0

Given the following list:

list_ex = ['s1', 's2', 's1', 's4', 's2', 's3', 's1']

How can all the indices of all the distinct elements, be found?

For example, for s1, this would be locations [0, 2, 6].

I think that I can do this by running a loop over the distinct elements list(set(list_ex)), and then do a np.where to find the location?

Trenton McKinney
  • 56,955
  • 33
  • 144
  • 158
P Emt
  • 35
  • 4

3 Answers3

1

You could loop through the elements, building up a dictionary mapping elements to the list of indices for that element.
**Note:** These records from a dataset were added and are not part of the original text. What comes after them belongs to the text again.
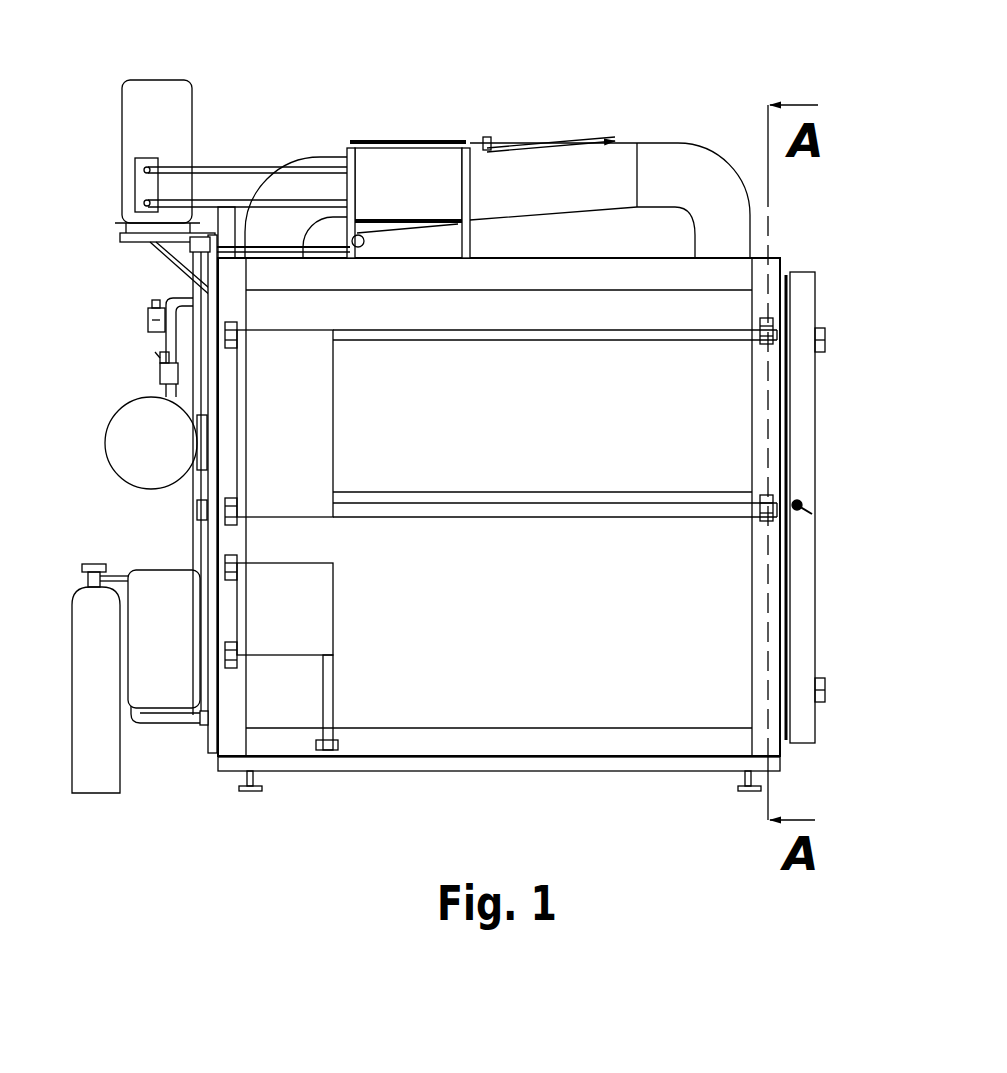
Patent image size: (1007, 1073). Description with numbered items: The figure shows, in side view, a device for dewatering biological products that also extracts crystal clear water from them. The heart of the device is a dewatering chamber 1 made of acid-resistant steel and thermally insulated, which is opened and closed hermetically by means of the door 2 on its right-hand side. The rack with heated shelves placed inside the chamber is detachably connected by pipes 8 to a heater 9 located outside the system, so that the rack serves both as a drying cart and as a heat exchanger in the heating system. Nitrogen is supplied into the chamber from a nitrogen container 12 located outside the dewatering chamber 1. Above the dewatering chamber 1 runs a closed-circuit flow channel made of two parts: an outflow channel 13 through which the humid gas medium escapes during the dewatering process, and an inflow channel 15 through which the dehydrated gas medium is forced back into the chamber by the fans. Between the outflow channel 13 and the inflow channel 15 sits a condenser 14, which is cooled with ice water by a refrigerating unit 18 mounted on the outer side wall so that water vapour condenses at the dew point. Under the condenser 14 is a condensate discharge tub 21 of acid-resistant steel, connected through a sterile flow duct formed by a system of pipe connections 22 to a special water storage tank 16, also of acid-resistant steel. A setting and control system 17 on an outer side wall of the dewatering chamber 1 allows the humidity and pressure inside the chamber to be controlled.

The dewatering chamber 1 is at (705, 312).
The door 2 is at (803, 297).
The pipes 8 is at (163, 342).
The heater 9 is at (135, 425).
The nitrogen container 12 is at (85, 600).
The outflow channel 13 is at (675, 167).
The condenser 14 is at (410, 167).
The inflow channel 15 is at (318, 152).
The water storage tank 16 is at (155, 585).
The setting and control system 17 is at (270, 367).
The refrigerating unit 18 is at (140, 102).
The condensate discharge tub 21 is at (375, 222).
The pipe connections 22 is at (185, 381).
Using a defaultdict of type list is convenient for this because you automatically get an empty list when reading a new element for the first time.

from collections import defaultdict

list_ex = ['s1', 's2', 's1', 's4', 's2', 's3', 's1']

indices = defaultdict(list)

for i, v in enumerate(list_ex):
  indices[v].append(i)

print(indices)

This prints the following:

defaultdict(<class 'list'>, {'s1': [0, 2, 6], 's2': [1, 4], 's4': [3], 's3': [5]})
Matthew Strawbridge
  • 19,940
  • 10
  • 72
  • 93
1

I've found that pandas seems to be optimized for this kind of problem.

import random
import pandas as pd
x = [f's{i}' for i in range(1000)]
l = [random.choice(x) for _ in range(2000000)]
output = pd.DataFrame(l).groupby([0]).indices

It can be 3 times faster than enumerate in optimal scenarios (sizes of groups are large) and 3 times slower in cases where sizes of groups are small (1 - 2 items per group).

Trenton McKinney
  • 56,955
  • 33
  • 144
  • 158
mathfux
  • 5,759
  • 1
  • 14
  • 34
0

Here is a short solution using a list comprehension:

locations = [el[0] for el in enumerate(list_ex) if el[1] == "s1"]

Explanation

Enumerate creates a list of location / element pairs, it looks like this:

[(0, 's1'), (1, 's2'), (2, 's1'), (3, 's4'), (4, 's2'), (5, 's3'), (6, 's1')]

This code below gets the same result, it's just showing it in a for loop form:

target = 's1'
locations = []

for el in enumerate(list_ex):
    if el[1] == target:
        locations.append(el[0])